Ele figurou na primeira lista de políticos encaminhada pelo procurador-geral da República, Rodrigo Janot, no ano passado, ao Supremo Tribunal Federal (STF), pedindo abertura de investigações sobre sua participação no esquema referente à estatal. No seu caso específico, é alvo de dois pedidos de abertura de inquérito, mas o STF ainda não se pronunciou a respeito de nenhum deles.

A saída de Henrique Alves do Executivo vinha sendo esperada havia algum tempo por causa de referências feitas ao seu nome em investigações da Lava Jato e em delações.
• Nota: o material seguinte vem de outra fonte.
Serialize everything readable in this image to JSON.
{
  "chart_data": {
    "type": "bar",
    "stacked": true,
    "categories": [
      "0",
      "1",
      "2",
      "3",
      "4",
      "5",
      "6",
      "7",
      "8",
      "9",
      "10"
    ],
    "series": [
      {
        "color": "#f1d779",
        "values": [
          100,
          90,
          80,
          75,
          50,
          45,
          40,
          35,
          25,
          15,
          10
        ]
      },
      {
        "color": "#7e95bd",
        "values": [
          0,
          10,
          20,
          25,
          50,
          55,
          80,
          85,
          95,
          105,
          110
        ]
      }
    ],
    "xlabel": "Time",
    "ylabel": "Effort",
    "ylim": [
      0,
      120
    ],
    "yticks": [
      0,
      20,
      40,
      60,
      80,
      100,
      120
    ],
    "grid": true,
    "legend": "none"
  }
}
Sua permanência no governo vinha sendo atribuída à forte relação que possui com Temer e ao gesto de ter sido o primeiro ministro do governo Dilma (também na pasta do Turismo) a entregar o cargo, assim que o PMDB anunciou o rompimento com o governo petista.

Queiroz Galvão

Na delação de Machado, o ex-presidente da Transpetro disse que os pagamentos feitos a Alves foram repassados pela empreiteira Queiroz Galvão em etapas diferentes, nos valores de R$ 500 mil (em 2014), R$ 250 mil (em 2012) e R$ 300 mil (em 2008). E, por fim, pela empresa Galvão Engenharia (R$ 500 mil, em 2010).

Machado também o acusou de ter chegado a levar algumas empresas da área de tecnologia à Transpetro para que fossem contratadas pela companhia, mas as negociações não avançaram porque, segundo contou, um estudo técnico da subsidiária constatou que essas empresas não possuíam perfil que se enquadrasse com a área em questão.

Juristas, investigadores, magistrados e os próprios parlamentares têm feito, constantemente, alertas de que o conteúdo revelado por investigados na Operação Lava Jato por meio do instrumento da delação premiada não tem validade até que sejam comprovadas as informações repassadas pelo Judiciário. No caso da delação de Sérgio Machado, todo o conteúdo ainda será objeto de apuração.